DPRD Riau akan Tinjau Langsung Lagoi Resort, Selidiki Dugaan Penggelapan Aset Pemprov


banner 160x600
Women face

 PEKANBARU (WNC) - DPRD Provinsi Riau akan melakukan peninjauan lapangan ke Lagoi Resort, Bintan, Provinsi Kepulauan Riau. Kunjungan ini dilakukan untuk melihat dan menanyakan langsung soal kepemilikan saham Pemprov Riau di resort tersebut.

Sekretaris Komisi III DPRD Riau, Suhardiman Amby, menyampaikan bahwa kunjungan tersebut nantinya akan dilaksanakan bersama Pemprov Riau dan Badan Usaha Milik Daerah (BUMD) PT Sarana Pembangunan Riau (SPR)  yang diduga mengelola saham tersebut.

Baca Juga: Pengamat Nilai BI Kehabisan Opsi dalam Stabilkan Rupiah

"Sebelumnya kita sudah berkoordinasi dengan Pemprov dan PT SPR. Kita sudah memiliki bukti-bukti yang menguatkan kepemilikan kita di sana," ujar Politisi Partai Hanura ini pada Rabu (25/7/2018).

Suhardiman mengatakan bahwa pihaknya sudah mengantongi beberapa bukti seperti pembagian dan kepemilikan saham di Lagoi Resort. Selain itu, DPRD Riau juga sudah menjalin komunikasi dengan DPRD Kepri terkait hal tersebut.
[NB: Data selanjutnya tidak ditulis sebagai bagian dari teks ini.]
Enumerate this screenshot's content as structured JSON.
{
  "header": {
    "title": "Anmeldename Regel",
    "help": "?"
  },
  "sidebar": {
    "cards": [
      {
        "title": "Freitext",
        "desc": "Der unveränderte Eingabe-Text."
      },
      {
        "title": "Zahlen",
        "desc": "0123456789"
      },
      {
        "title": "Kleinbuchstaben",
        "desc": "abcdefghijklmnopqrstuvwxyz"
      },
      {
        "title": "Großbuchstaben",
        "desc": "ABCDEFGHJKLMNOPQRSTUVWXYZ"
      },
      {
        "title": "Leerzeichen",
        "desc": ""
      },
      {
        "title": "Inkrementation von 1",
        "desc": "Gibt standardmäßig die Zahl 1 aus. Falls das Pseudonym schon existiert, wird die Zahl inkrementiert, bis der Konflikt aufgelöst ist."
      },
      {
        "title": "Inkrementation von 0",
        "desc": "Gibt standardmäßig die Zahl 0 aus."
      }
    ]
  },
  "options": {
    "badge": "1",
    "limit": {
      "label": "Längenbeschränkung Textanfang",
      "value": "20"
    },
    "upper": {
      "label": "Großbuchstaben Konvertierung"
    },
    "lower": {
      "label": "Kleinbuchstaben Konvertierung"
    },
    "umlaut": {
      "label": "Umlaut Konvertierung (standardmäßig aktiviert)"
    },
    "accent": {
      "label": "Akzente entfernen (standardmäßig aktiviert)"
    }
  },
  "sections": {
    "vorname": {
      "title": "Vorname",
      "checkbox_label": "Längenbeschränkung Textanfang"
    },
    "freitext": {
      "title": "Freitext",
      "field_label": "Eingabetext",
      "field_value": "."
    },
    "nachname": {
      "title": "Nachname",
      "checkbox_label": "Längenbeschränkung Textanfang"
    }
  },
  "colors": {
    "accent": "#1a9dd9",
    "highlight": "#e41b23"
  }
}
"Kita juga menduga ada praktik penggelapan aset milik pemprov oleh oknum pejabat di Pemprov beserta petinggi SPR," sebut Suhardiman, dilansir cakaplah.com.

Atas kecurigaan ini, pihaknya juga akan meminta KPK untuk mengusut kasus ini di Riau.

"Saat ini kita tunggu jadwal kunjungan lapangan dan membuktikan adanya dugaan pengelapan aset saham Riau selama 25 tahun ini," pungkas Suhardiman.

Sebelumnya, Suhardiman Amby dimenyampaikan bahwa bukti autentik berupa sertifikat saham goodwill sebesar 12,5 persen kepemilikan saham Pemprov Riau di Lagoi Resort, Bintan, Kepri sudah ditemukan. Dengan demikian, dipastikan Riau memiliki saham di lokasi wisata Kabupaten Bintan tersebut.

Hal tersebut diketahui dari hasil investigasi yang dilakukan, sehingga bukti tersebut ditemukan, dan bukti tersebut sudah diserahkan Pemprov kepada DPRD Riau sebagai bahan untuk melanjutkan investigasi, terkait aliran deviden atas saham itu selama puluhan tahun.

"Pihak Pemprov Riau telah menyerahkan ke kami bukti autentik berupa sertifikat kepemilikan saham kepada kami tadi," katanya.

Dia mengatakan, sertifikat tersebut masih atas nama salah satu BUMD di Riau, yakni Sarana Pembangunan Riau (SPR). Sedangkan untuk perusahaan yang mengelola terdaftar di Singapura.

"Untuk langkah kita selanjutnya adalah, kami akan menggesa Pemprov untuk mengurus seluruh kepemilikan saham agar deviden yang seharusnya didapat bisa kembali ke kas daerah. Kami juga akan membentuk pansus untuk mengusut tuntas masalah ini," tukasnya.